ANALYSIS OF THE ARTEFACT AND YOUR OWN LEARNING REFLECTIONS
I think that the artefact I chose strongly represents the issue at hand. Child abuse is present every day and the campaign poster shows the consequences that can come from it. I think it is a very affective photo as it is aimed towards peoples’ emotions and their sensitive side. Nobody likes to see children who have been hurt or injured especially not by someone who they deem responsible for the child. I think it gives some clear views of what to look for in a child that has been abused and it openly states that it is a loved one who is doing the abusing. Personally I think that child abuse is one of the most disgusting acts played out by humans. I think children are so young and innocent and can’t protect themselves that for someone to pray on that naivety is a horrible act. After reading all the information about how important a child’s first encounters and experiences are, going into the health care profession I will make sure that I look and assess situations relating to children very carefully. I think in the future when dealing with delicate situations in the health care profession this assessment has really made one realise that some situations which might seem bad can get increasingly worse.

REFERENCES
  • Australian Bureau of Statistics. (2011). Personal Crime. Retrieved from: http://www.abs.gov.au/
  • Australian Institute of criminology. (1999). The Rehabilitation of Offenders: International
  • Perspectives Applied to Australian Correctional Systems. Retrieved from: http://www.aic.gov.au
  • Blumstein, A., Cohen, J., Roth, J.A. & Visher, C.A. 1986, Criminal Careers and Career Criminals, vol. 1, National Academy Press, Washington DC. Retrieved from: http://www.nap.edu/openbook.php?isbn=0309036844
  • Freud, S. (1930). Civilization and its discontents. New York : Jonathon Cape and Co.

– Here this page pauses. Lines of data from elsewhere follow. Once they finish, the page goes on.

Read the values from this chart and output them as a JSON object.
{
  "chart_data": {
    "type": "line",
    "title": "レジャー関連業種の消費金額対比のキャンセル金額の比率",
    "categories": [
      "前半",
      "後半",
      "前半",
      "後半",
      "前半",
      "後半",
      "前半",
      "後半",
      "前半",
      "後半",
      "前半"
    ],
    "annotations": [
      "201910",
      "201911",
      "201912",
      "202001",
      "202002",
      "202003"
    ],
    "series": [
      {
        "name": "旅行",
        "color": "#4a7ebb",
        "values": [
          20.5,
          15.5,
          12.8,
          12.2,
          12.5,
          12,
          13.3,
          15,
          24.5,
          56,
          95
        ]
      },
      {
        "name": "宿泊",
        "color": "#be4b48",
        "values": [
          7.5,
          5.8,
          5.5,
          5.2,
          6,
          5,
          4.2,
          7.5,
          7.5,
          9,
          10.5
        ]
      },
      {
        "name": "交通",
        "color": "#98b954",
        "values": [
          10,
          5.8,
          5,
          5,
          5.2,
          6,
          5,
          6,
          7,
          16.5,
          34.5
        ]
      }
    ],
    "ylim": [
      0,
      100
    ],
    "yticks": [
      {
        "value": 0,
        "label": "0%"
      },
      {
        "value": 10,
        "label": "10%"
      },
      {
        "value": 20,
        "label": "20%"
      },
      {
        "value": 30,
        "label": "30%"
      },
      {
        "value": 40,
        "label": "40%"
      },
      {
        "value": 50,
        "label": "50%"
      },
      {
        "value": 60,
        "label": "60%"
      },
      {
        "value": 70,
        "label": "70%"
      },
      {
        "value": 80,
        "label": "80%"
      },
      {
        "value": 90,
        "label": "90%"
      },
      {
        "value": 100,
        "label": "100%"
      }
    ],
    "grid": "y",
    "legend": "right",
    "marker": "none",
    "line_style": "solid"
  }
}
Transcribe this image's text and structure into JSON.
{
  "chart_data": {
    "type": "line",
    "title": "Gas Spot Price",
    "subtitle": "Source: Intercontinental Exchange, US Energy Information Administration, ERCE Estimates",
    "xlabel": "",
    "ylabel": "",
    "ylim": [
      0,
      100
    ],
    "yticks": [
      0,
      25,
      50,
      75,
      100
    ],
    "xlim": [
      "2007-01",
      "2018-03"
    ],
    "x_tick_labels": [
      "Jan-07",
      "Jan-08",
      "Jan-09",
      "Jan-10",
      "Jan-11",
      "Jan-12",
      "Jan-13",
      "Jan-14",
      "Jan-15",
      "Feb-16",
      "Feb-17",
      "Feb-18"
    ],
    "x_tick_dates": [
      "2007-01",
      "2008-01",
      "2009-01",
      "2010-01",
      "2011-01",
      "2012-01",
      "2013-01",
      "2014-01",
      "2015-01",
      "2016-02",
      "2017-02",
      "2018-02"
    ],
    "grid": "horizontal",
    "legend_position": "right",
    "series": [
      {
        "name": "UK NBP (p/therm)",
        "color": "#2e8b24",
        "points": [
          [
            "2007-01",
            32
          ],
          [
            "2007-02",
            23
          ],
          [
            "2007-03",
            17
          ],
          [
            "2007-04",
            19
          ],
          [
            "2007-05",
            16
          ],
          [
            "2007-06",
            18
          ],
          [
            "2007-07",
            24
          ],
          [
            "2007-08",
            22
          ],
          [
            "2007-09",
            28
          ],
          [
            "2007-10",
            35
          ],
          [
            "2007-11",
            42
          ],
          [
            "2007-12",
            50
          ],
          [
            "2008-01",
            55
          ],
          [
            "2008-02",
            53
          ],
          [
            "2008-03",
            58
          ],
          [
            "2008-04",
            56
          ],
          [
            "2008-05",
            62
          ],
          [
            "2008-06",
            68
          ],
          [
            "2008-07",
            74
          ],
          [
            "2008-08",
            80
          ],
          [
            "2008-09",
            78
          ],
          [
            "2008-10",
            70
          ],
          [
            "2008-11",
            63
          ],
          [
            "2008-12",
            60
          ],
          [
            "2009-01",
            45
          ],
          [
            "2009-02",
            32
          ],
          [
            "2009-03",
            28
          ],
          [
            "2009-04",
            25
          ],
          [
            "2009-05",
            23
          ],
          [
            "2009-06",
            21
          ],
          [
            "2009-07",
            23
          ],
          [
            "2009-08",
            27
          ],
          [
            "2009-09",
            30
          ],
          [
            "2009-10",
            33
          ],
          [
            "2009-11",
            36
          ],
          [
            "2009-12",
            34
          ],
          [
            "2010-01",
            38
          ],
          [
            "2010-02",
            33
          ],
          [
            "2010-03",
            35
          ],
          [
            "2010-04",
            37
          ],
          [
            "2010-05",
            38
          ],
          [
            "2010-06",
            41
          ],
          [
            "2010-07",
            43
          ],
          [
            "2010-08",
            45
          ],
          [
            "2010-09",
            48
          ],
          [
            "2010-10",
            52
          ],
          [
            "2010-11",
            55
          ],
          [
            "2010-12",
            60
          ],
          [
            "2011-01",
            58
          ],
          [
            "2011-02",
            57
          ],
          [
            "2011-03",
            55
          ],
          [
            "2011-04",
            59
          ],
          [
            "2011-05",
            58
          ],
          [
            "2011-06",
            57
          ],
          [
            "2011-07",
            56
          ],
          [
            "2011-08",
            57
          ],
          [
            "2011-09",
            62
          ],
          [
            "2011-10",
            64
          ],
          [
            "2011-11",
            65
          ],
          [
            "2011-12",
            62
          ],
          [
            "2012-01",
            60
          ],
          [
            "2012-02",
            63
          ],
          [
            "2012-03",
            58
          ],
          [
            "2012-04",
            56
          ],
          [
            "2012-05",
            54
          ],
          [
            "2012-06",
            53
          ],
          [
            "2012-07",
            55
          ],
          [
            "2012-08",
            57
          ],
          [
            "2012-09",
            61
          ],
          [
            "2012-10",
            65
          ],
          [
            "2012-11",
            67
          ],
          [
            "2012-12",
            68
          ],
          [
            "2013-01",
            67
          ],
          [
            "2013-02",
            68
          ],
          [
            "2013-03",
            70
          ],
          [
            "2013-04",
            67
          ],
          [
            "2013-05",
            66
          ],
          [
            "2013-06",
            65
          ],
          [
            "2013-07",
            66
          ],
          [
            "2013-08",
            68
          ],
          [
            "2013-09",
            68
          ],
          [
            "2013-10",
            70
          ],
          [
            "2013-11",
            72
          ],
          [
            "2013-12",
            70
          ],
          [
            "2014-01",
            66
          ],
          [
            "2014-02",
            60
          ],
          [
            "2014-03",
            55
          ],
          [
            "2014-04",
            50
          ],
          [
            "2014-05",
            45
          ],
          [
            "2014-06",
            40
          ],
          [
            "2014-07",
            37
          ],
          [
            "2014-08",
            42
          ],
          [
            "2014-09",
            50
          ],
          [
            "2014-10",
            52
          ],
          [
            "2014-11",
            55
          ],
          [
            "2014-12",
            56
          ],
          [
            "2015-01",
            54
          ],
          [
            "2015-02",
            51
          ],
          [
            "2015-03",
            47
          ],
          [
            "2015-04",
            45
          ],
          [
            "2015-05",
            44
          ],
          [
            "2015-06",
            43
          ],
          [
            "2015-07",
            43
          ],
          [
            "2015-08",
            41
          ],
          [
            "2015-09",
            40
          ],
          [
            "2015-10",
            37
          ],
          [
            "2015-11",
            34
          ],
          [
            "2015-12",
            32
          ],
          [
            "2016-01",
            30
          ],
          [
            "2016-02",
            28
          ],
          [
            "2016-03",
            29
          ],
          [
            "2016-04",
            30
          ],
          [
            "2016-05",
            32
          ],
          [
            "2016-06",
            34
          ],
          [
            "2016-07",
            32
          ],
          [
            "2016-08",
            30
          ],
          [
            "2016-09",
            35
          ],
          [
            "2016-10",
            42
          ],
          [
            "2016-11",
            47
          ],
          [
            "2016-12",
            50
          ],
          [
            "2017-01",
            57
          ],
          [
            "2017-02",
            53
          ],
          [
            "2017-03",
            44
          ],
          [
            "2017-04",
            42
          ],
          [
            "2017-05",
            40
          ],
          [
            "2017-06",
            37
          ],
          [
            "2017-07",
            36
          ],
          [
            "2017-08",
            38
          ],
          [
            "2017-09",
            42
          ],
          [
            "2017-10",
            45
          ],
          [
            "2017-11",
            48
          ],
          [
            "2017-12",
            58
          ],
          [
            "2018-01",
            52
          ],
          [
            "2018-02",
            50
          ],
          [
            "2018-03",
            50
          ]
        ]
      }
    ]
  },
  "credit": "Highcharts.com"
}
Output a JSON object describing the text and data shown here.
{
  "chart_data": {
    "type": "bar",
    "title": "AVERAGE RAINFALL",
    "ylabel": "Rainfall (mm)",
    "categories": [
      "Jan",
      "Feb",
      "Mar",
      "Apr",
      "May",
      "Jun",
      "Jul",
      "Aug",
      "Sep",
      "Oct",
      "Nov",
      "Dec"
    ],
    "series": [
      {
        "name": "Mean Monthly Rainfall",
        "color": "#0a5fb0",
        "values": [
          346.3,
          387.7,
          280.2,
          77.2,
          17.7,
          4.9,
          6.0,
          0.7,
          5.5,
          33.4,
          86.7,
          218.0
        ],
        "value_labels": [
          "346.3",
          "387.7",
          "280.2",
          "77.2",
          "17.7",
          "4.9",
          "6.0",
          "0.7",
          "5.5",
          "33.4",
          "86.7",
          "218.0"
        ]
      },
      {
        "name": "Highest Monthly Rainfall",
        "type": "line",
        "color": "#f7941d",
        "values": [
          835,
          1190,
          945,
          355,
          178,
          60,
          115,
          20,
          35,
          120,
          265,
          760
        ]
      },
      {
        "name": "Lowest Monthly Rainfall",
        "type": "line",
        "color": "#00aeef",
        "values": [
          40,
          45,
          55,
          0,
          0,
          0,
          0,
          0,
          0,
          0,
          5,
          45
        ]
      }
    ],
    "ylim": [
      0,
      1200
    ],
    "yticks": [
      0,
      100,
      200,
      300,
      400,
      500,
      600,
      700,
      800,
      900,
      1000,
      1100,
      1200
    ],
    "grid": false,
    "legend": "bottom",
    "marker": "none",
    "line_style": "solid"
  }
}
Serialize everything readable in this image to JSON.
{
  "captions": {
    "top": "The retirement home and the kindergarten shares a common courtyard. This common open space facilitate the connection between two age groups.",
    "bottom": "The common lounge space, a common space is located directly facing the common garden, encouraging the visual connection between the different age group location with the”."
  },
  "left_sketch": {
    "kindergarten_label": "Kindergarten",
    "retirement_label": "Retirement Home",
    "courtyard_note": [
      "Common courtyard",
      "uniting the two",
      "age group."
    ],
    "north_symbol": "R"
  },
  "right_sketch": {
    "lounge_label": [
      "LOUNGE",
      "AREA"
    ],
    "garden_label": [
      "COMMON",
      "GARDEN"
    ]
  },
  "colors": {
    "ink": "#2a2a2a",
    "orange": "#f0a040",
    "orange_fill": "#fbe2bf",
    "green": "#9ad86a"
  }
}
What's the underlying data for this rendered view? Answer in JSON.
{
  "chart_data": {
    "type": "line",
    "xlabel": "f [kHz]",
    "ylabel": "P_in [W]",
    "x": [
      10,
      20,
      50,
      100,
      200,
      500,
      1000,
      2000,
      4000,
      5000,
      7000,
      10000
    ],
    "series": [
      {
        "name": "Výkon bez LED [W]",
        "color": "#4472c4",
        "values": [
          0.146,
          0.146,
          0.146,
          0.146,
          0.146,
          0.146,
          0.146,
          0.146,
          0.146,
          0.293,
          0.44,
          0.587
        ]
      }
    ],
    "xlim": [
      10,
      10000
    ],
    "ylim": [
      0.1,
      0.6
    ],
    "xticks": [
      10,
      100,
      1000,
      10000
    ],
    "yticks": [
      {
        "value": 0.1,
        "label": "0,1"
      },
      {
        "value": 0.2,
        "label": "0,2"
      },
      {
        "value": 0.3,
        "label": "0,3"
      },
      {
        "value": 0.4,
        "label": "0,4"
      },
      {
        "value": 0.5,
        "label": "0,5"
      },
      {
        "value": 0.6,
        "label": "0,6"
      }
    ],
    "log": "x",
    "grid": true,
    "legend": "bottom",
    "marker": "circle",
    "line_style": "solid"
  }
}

  • Maslow, H. (1943). A theory of human motivation. Psychological Review 50, 370-396
  • Maxfield MG, Widom CS. The cycle of violence: revisited 6 years later. Arch Pediatr Adolesc Med 1996;150:390-5. Abstract
  • Trolla, M. S., Wagner, F. E., Rabinowitz, J., & Tubman, G. J. (2002). Understanding and treating juvenile offenders: A review of current knowledge and future directions. Aggression and Violent Behaviours, 7, 125-143. Retrieved from http://www.sciencedirect.com/science/article/pii/S1359178900000410
  • Sampson, R. G. B. (1989). Community Structure and Crime: Testing Social-Disorganization Theory. American Journal of Sociology 94(4), 774-802.